Republicans like Senate Minority Leader Mitch McConnell accuse Democrats of threatening the right of states to run their own elections. However, many of the new state laws are justified on the grounds of “electoral integrity,” a code word that has its origin in Trump’s lies about voter fraud in the 2020 presidential election, which have been debunked on multiple occasions. .
Russia and China believe that “democracy’s days are numbered”
On Thursday, during his Jan. 6 anniversary speech in the Capitol’s Statuary Hall, Biden warned that foreign enemies were watching to see if the United States would safeguard its own democracy under a threat unprecedented in modern times.
“From China to Russia and beyond, they are betting that democracy’s days are numbered,” Biden said. “They’re betting that America is a place for the autocrat, the dictator, the strongman.”
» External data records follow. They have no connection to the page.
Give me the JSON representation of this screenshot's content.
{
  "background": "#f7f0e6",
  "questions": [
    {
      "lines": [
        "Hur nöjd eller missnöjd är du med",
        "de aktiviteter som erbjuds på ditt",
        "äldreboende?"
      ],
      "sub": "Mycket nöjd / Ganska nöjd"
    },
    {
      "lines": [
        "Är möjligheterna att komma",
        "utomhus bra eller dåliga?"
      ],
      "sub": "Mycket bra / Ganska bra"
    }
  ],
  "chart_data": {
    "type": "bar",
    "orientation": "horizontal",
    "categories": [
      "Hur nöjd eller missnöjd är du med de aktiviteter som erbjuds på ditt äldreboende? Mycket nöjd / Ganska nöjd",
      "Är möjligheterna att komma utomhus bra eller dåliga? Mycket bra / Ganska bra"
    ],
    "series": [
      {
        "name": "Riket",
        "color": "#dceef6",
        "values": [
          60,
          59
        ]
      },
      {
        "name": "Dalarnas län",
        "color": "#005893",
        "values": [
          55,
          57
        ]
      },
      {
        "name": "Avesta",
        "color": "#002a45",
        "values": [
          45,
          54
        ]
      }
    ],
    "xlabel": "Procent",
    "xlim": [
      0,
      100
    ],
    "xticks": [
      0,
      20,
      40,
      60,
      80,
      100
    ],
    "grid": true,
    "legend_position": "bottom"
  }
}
Two of the most dangerous challenges in US foreign policy involve two democracies – Taiwan and Ukraine – pinning their hopes of survival on support from Washington, as they exist under threat from much more powerful and proprietary autocracies, China and Russia.
Biden personally warned Putin at several virtual summits of devastating sanctions if he orders tens of thousands of Russian military personnel into Ukraine to follow up on Russia’s 2014 annexation of Crimea. U.S. officials will deliver the same message in talks this week. which began on Sunday with a working dinner between Deputy Secretary of State Wendy Sherman and Russian Deputy Foreign Minister Sergei Ryabkov in Geneva.
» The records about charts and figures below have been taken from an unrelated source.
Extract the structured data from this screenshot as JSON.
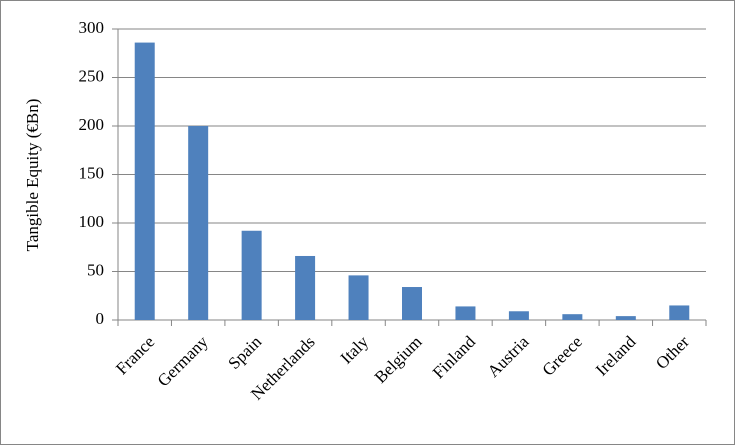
{
  "chart_data": {
    "type": "bar",
    "y_label": "Tangible Equity (€Bn)",
    "categories": [
      "France",
      "Germany",
      "Spain",
      "Netherlands",
      "Italy",
      "Belgium",
      "Finland",
      "Austria",
      "Greece",
      "Ireland",
      "Other"
    ],
    "values": [
      286,
      200,
      92,
      66,
      46,
      34,
      14,
      9,
      6,
      4,
      15
    ],
    "color": "#4f81bd",
    "ylim": [
      0,
      300
    ],
    "yticks": [
      0,
      50,
      100,
      150,
      200,
      250,
      300
    ],
    "grid": true
  }
}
The talks resumed on Monday. Two days later, the NATO-Russia Council will meet in Brussels. The Vienna-based Organization for Security and Cooperation in Europe, which includes Russia and the United States, meets on Thursday.
But there is little hope of progress. The United States argues that Russia is demanding concessions that would permanently weaken NATO in Europe with its calls for the withdrawal of troops and weapons from former Warsaw Pact nations. Moscow also wants assurances that Ukraine – a former Soviet republic – will never be allowed to join the alliance.
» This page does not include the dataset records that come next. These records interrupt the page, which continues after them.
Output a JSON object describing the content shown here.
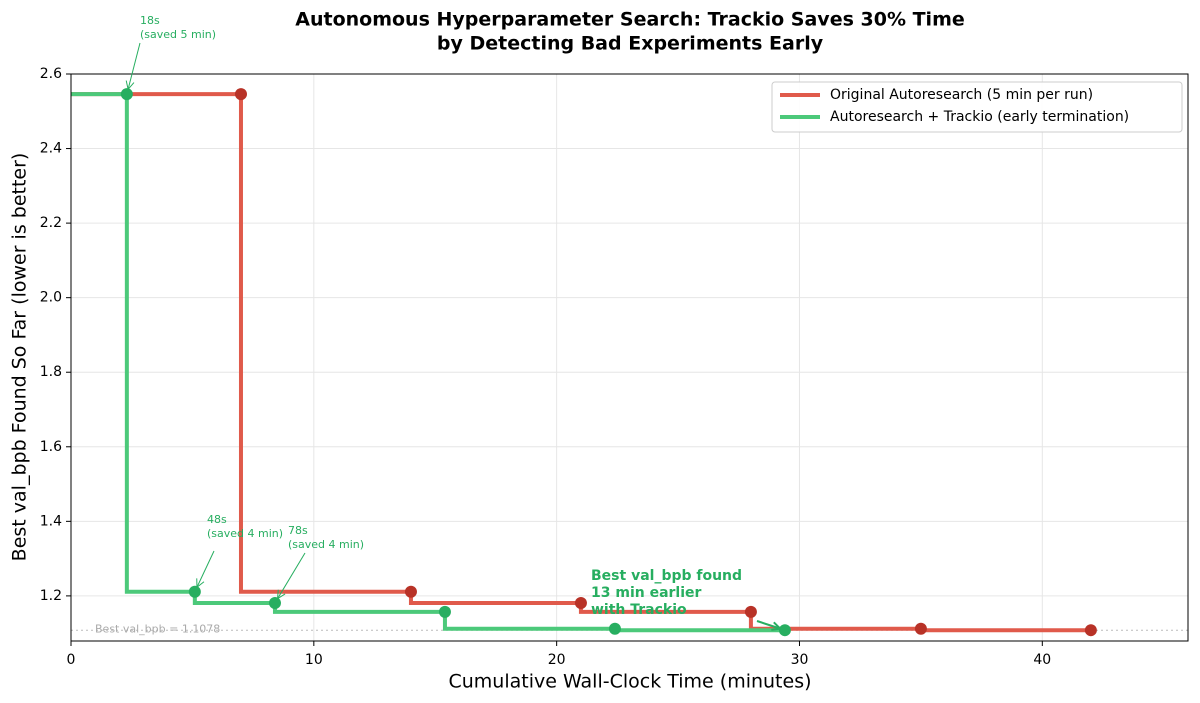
{
  "chart_data": {
    "type": "step",
    "title": [
      "Autonomous Hyperparameter Search: Trackio Saves 30% Time",
      "by Detecting Bad Experiments Early"
    ],
    "x_label": "Cumulative Wall-Clock Time (minutes)",
    "y_label": "Best val_bpb Found So Far (lower is better)",
    "xlim": [
      0,
      46
    ],
    "ylim": [
      1.079,
      2.6
    ],
    "xticks": [
      0,
      10,
      20,
      30,
      40
    ],
    "yticks": [
      1.2,
      1.4,
      1.6,
      1.8,
      {
        "value": 2.0,
        "label": "2.0"
      },
      2.2,
      2.4,
      2.6
    ],
    "grid": true,
    "legend": "upper right",
    "series": [
      {
        "name": "Original Autoresearch (5 min per run)",
        "color": "#e05a4b",
        "marker_color": "#b83227",
        "x": [
          7,
          14,
          21,
          28,
          35,
          42
        ],
        "values": [
          2.546,
          1.211,
          1.181,
          1.157,
          1.112,
          1.108
        ]
      },
      {
        "name": "Autoresearch + Trackio (early termination)",
        "color": "#4cc97a",
        "marker_color": "#27ae60",
        "x": [
          2.3,
          5.1,
          8.4,
          15.4,
          22.4,
          29.4
        ],
        "values": [
          2.546,
          1.211,
          1.181,
          1.157,
          1.112,
          1.108
        ]
      }
    ],
    "reference_line": {
      "value": 1.1078,
      "label": "Best val_bpb = 1.1078"
    },
    "annotations": [
      {
        "lines": [
          "18s",
          "(saved 5 min)"
        ]
      },
      {
        "lines": [
          "48s",
          "(saved 4 min)"
        ]
      },
      {
        "lines": [
          "78s",
          "(saved 4 min)"
        ]
      },
      {
        "lines": [
          "Best val_bpb found",
          "13 min earlier",
          "with Trackio"
        ]
      }
    ]
  }
}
“It’s hard to see real progress, rather than talk, in an atmosphere of escalation with a gun to Ukraine’s head,” US Secretary of State Antony Blinken told Tapper on “State of the Union.” “, on Sunday.
Ryabkov was equally disheartened, saying he was “disappointed” by the signals from Washington and Brussels. “In short, they reflect a lack of understanding of what we need,” he said before laying out a wish list the West will never accept. “We need legal guarantees, legal guarantees that NATO will not expand further, remove everything that the alliance has created, fueled by anti-Russian phobias and all kinds of misconceptions about what is the essence of Russian policy for the period since 1997. “.
His warning had a chilling resonance of the late 20th century clashes between two ideologically opposed superpowers. Although talk of a second Cold War now usually refers to the construction of a US confrontation with China and not with Russia, there is a big difference between the period between the end of World War II and the fall of the Berlin Wall.
Back then, the challenge to American democracy came mostly from abroad. Now, she is besieged at home.